PICARD: A New Cloud Platform For Secure Data Needs
Computational social science often depends on large datasets that may contain sensitive or proprietary information. However, universities frequently lack the infrastructure needed to support these datasets, leading researchers to create ad hoc solutions that are often inefficient, insecure, and the result of unnecessary trial and error.
To address this gap, DDSS has developed a new, shareable research platform for social scientists, combining strong security with scalable computing power. In partnership with Databricks and Amazon Web Services, the platform can host massive structured or unstructured datasets, allowing researchers to securely and easily share data. It also offers on-demand computational resources to handle even the most demanding research tasks.

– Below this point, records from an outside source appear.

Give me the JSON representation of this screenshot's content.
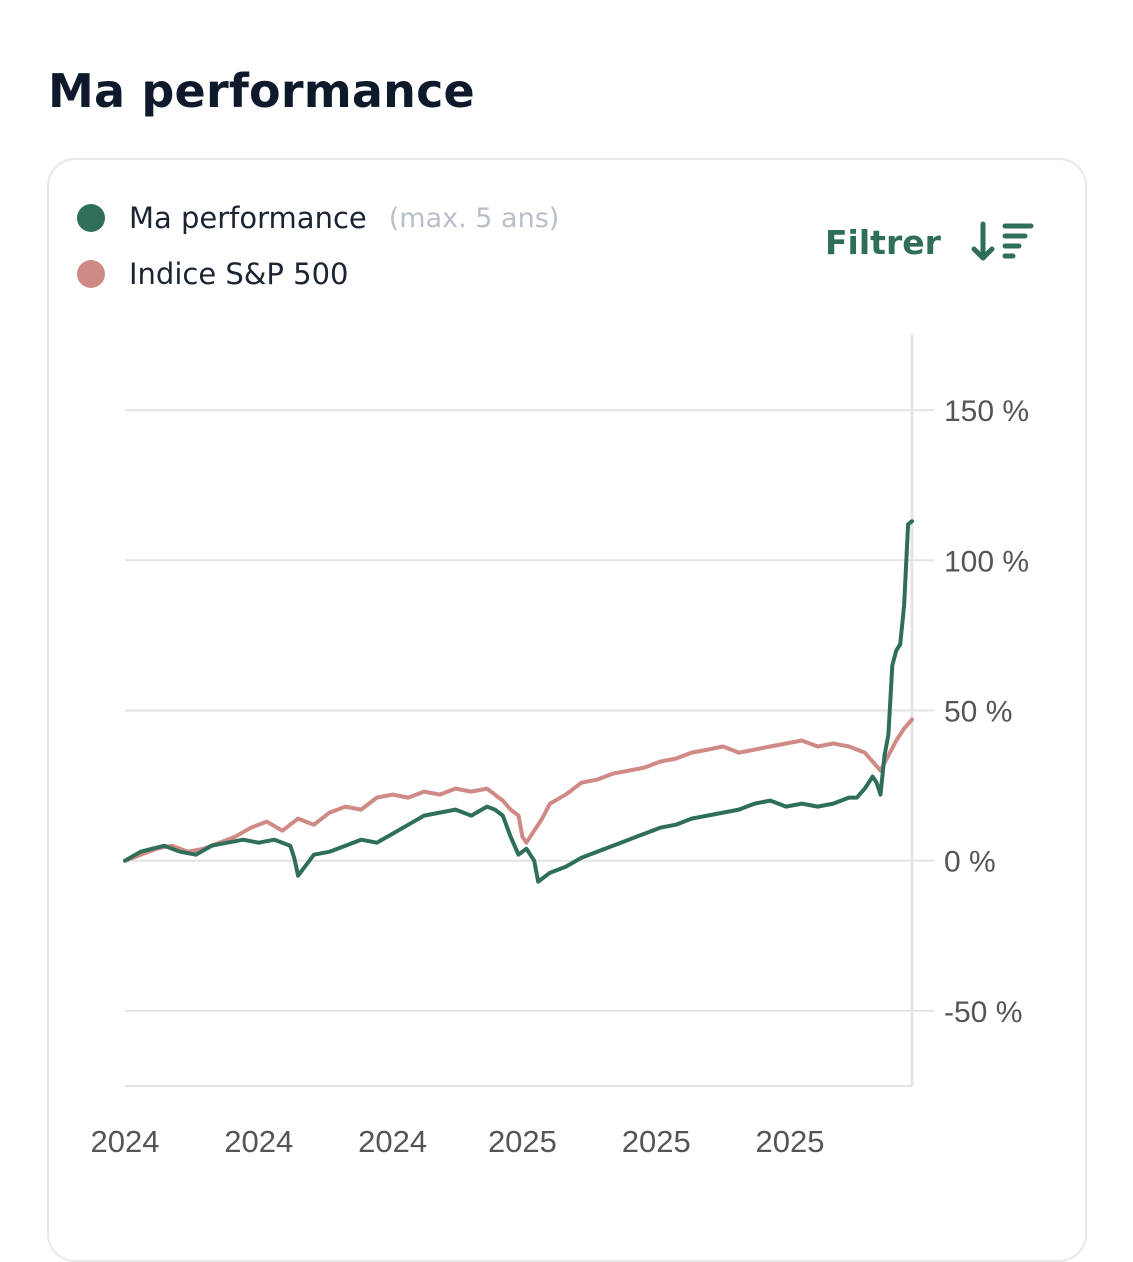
{
  "page": {
    "title": "Ma performance"
  },
  "legend": {
    "items": [
      {
        "label": "Ma performance",
        "note": "(max. 5 ans)",
        "color": "#2f6e5a"
      },
      {
        "label": "Indice S&P 500",
        "note": "",
        "color": "#d08a86"
      }
    ]
  },
  "filter": {
    "label": "Filtrer",
    "icon": "sort-descending-icon",
    "color": "#2f6e5a"
  },
  "colors": {
    "grid": "#e4e4e4",
    "axis_text": "#555555",
    "card_border": "#e6e8ec"
  },
  "chart_data": {
    "type": "line",
    "title": "",
    "xlabel": "",
    "ylabel": "",
    "x_tick_labels": [
      "2024",
      "2024",
      "2024",
      "2025",
      "2025",
      "2025"
    ],
    "x_tick_positions": [
      0,
      0.17,
      0.34,
      0.505,
      0.675,
      0.845
    ],
    "y_ticks": [
      {
        "value": 150,
        "label": "150 %"
      },
      {
        "value": 100,
        "label": "100 %"
      },
      {
        "value": 50,
        "label": "50 %"
      },
      {
        "value": 0,
        "label": "0 %"
      },
      {
        "value": -50,
        "label": "-50 %"
      }
    ],
    "ylim": [
      -75,
      175
    ],
    "grid": true,
    "legend_position": "top-left",
    "series": [
      {
        "name": "Ma performance",
        "color": "#2f6e5a",
        "x": [
          0,
          0.02,
          0.035,
          0.05,
          0.07,
          0.09,
          0.11,
          0.13,
          0.15,
          0.17,
          0.19,
          0.21,
          0.215,
          0.22,
          0.24,
          0.26,
          0.28,
          0.3,
          0.32,
          0.34,
          0.36,
          0.38,
          0.4,
          0.42,
          0.44,
          0.46,
          0.47,
          0.48,
          0.49,
          0.5,
          0.51,
          0.52,
          0.525,
          0.53,
          0.54,
          0.56,
          0.58,
          0.6,
          0.62,
          0.64,
          0.66,
          0.68,
          0.7,
          0.72,
          0.74,
          0.76,
          0.78,
          0.8,
          0.82,
          0.84,
          0.86,
          0.88,
          0.9,
          0.92,
          0.93,
          0.94,
          0.95,
          0.955,
          0.96,
          0.965,
          0.97,
          0.975,
          0.98,
          0.985,
          0.99,
          0.995,
          1.0
        ],
        "y": [
          0,
          3,
          4,
          5,
          3,
          2,
          5,
          6,
          7,
          6,
          7,
          5,
          1,
          -5,
          2,
          3,
          5,
          7,
          6,
          9,
          12,
          15,
          16,
          17,
          15,
          18,
          17,
          15,
          8,
          2,
          4,
          0,
          -7,
          -6,
          -4,
          -2,
          1,
          3,
          5,
          7,
          9,
          11,
          12,
          14,
          15,
          16,
          17,
          19,
          20,
          18,
          19,
          18,
          19,
          21,
          21,
          24,
          28,
          26,
          22,
          35,
          42,
          65,
          70,
          72,
          85,
          112,
          113
        ]
      },
      {
        "name": "Indice S&P 500",
        "color": "#d08a86",
        "x": [
          0,
          0.02,
          0.04,
          0.06,
          0.08,
          0.1,
          0.12,
          0.14,
          0.16,
          0.18,
          0.2,
          0.22,
          0.24,
          0.26,
          0.28,
          0.3,
          0.32,
          0.34,
          0.36,
          0.38,
          0.4,
          0.42,
          0.44,
          0.46,
          0.47,
          0.48,
          0.49,
          0.5,
          0.505,
          0.51,
          0.52,
          0.53,
          0.54,
          0.56,
          0.58,
          0.6,
          0.62,
          0.64,
          0.66,
          0.68,
          0.7,
          0.72,
          0.74,
          0.76,
          0.78,
          0.8,
          0.82,
          0.84,
          0.86,
          0.88,
          0.9,
          0.92,
          0.94,
          0.95,
          0.96,
          0.97,
          0.98,
          0.99,
          1.0
        ],
        "y": [
          0,
          2,
          4,
          5,
          3,
          4,
          6,
          8,
          11,
          13,
          10,
          14,
          12,
          16,
          18,
          17,
          21,
          22,
          21,
          23,
          22,
          24,
          23,
          24,
          22,
          20,
          17,
          15,
          8,
          6,
          10,
          14,
          19,
          22,
          26,
          27,
          29,
          30,
          31,
          33,
          34,
          36,
          37,
          38,
          36,
          37,
          38,
          39,
          40,
          38,
          39,
          38,
          36,
          33,
          30,
          35,
          40,
          44,
          47
        ]
      }
    ]
  }
}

The Platform for Interactive Computation and Research Data (PICARD) supports the secure storage, access, and usage of large observational social science datasets containing identifiable private information, or personally identifiable information (PII). It excludes data marked as Controlled Unclassified Information (CUI).
Engineers: Eric Manning, Colin Swaney
Accessing Our Data
Currently, faculty, graduate students, and postdoctoral researchers can apply to access:
L2 Voter File: Standardized compilation of states’ voter registration files augmented with consumer data. Contains only registered voters. Standardized data begins in 2013. Raw data for some states available beginning in early 2000s.
L2 Commercial File: U.S. adults (i.e., including adults not registered to vote; excluding any vote history). Consumer data not sourced from any voter registration files.
Verisk Consumer History Snapshot: Address, name, and phone history for up to the last ten addresses and/or 30 years.